Ekolojik, toplumsal ve ekonomik kriz silsileleri içerisinde bulunduğumuz hepimiz için vakıadır. Bütün krizler gibi, her ne kadar içinde yaşadığımız toplumsallık biçimi, yani kapitalizm krizi sürdürülebilir kılma yönünde bir eğilim geliştirmiş olsa da, bu kriz de yarattığı bütün hasar, yoksulluk ve yıkımın yanı sıra bir meydan okumadır. Daha doğrusu burada benim teklifim bu krizi bir meydan okuma, yani canlının yaratıcı bir şekilde karşılık vermesi gereken bir sorunlar demeti ya da sorunsal olarak görmek. İnsan ve insan olmayanların, canlı ve cansızların karmaşık, çatışmalı ve simetrik olmayan işbirliğince üretilen gerçekliğimizin gelip çattığı bir sınır ve bu sınırı aşıp başka bir gerçekliği üretmemizi muştulayan bir gösterge olarak. Öznellik kavramını, bu krizi düşünebileceğimiz bir mendirek, bir kilit taşı olarak işe koşacağım bu yazımda. İlhamım kuşkusuz Gilles Deleuze ile Félix Guattari ve Rosi Braidotti. Deleuze ve Guattari bize öznelliğin üretiminin analizine ve yaratıcı bir şekilde başka öznelliklerin yaratılma imkânına, hatta gerekliliğine dair muazzam bir felsefi ontoloji verdiler. Şahsen bütün özgün katkılarıyla birlikte, bu tartışma açısından Rosi Braidotti’yi de bu felsefi ontolojiyi ve problemlerini üstlenen, sürdüren, genişleten bir filozof olarak okuyacağım. Öznellik kavramını, şimdilik şu basit ve belki de nominal yanıyla tanımlayalım: dünyayı üretirken kendini üreten çokluğun, algılama, duyumsama ve ifade tarzlarından oluşan bir küme, bu tarzları bir-arada-ören bir düzenleme. Bu terk edilmesi mümkün tanımı iki yönde açacağım: bir yandan benim “jeodinamik yaklaşım” dediğim, zuhur eden “şeyleri”, onları önceleyen heterojen unsur, kuvvet ve süreçlerden itibaren düşünen gerçekçi bir yaklaşım açısından öznelliğin üretimi/oluşumu ne demek onu tartışacağım. Diğer yandan da, mevcut kriz(ler)e yanıt verebilecek yeni öznelliklerin yaratımı için belli başlangıç noktaları oluşturmayı deneyeceğim.

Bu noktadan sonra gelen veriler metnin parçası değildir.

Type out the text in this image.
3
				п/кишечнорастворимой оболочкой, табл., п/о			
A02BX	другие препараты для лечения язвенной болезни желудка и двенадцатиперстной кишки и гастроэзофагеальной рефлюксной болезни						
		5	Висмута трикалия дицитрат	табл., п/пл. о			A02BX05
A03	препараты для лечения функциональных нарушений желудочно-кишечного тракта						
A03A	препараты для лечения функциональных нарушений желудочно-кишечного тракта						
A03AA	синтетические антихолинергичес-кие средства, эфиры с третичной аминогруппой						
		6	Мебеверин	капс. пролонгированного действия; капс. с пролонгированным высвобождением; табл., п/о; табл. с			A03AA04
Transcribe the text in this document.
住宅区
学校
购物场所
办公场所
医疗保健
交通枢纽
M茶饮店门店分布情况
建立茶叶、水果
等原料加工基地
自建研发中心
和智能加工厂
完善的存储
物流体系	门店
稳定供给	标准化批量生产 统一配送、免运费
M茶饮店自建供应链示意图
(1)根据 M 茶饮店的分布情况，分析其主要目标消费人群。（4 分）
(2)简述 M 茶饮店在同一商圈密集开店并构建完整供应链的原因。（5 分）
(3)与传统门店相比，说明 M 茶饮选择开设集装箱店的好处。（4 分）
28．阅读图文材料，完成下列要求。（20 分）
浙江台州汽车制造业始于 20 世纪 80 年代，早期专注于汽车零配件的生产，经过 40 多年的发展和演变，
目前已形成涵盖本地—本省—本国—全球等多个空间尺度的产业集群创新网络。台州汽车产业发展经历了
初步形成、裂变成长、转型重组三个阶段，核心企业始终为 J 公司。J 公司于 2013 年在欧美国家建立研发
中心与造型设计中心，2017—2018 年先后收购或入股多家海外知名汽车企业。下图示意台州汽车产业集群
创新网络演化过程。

Jeodinamik Yaklaşım Üzerine

Jeodinamik yeryüzünde dağların, dağ silsilerinin, havzaların, kayaçların oluşumu gibi uzun erimli ya da deprem gibi kısa erimli sürelerde meydana gelen, çeşitli jeolojik kuvvetlerin, katmanların ve unsurların iç içe geçtiği zuhur (emergent) süreçlerini inceleyen bir bilimdir. Burada jeodinamiği bir metafor haline getirmeksizin temel fikrini koruyarak kullanıyorum: çoklu unsurlar, çoklu etkiler, çoklu süreçler, iç içe geçme ve zuhur. Bu temel mefhumlar dahilinde önerdiğim şey bizzat insan öznelliğini, kozmik bir jeodinamik süreç olarak yeniden tasavvur etmek. Fakat bu tasavvur herhangi bir bilgi iddiasına yahut bilimsellik halesine atıfta bulunmaz. Yani jeodinamiğin modus operandisine dair mefhumları elimizde tutmakla birlikte, ondan her türlü bilimci-bilgici iddiayı elemeliyiz. Zira jeodinamik model veya yaklaşım, politika felsefesinin bir yardımcı operatörü haline gelecekse, bu ancak onun kesinlik iddiası barındırmaması vasıtasıyla olur. Çünkü amacımız, herhangi bir öznellik oluşumunun hakikatini ifşa etmek (bu hakikat ister öz ister ilişki olarak algılansın) değil, tam aksine, başka mümkün özneleşme biçimlerinin kolektif icat ve icrası için estetik bir güzergâh açmaktır.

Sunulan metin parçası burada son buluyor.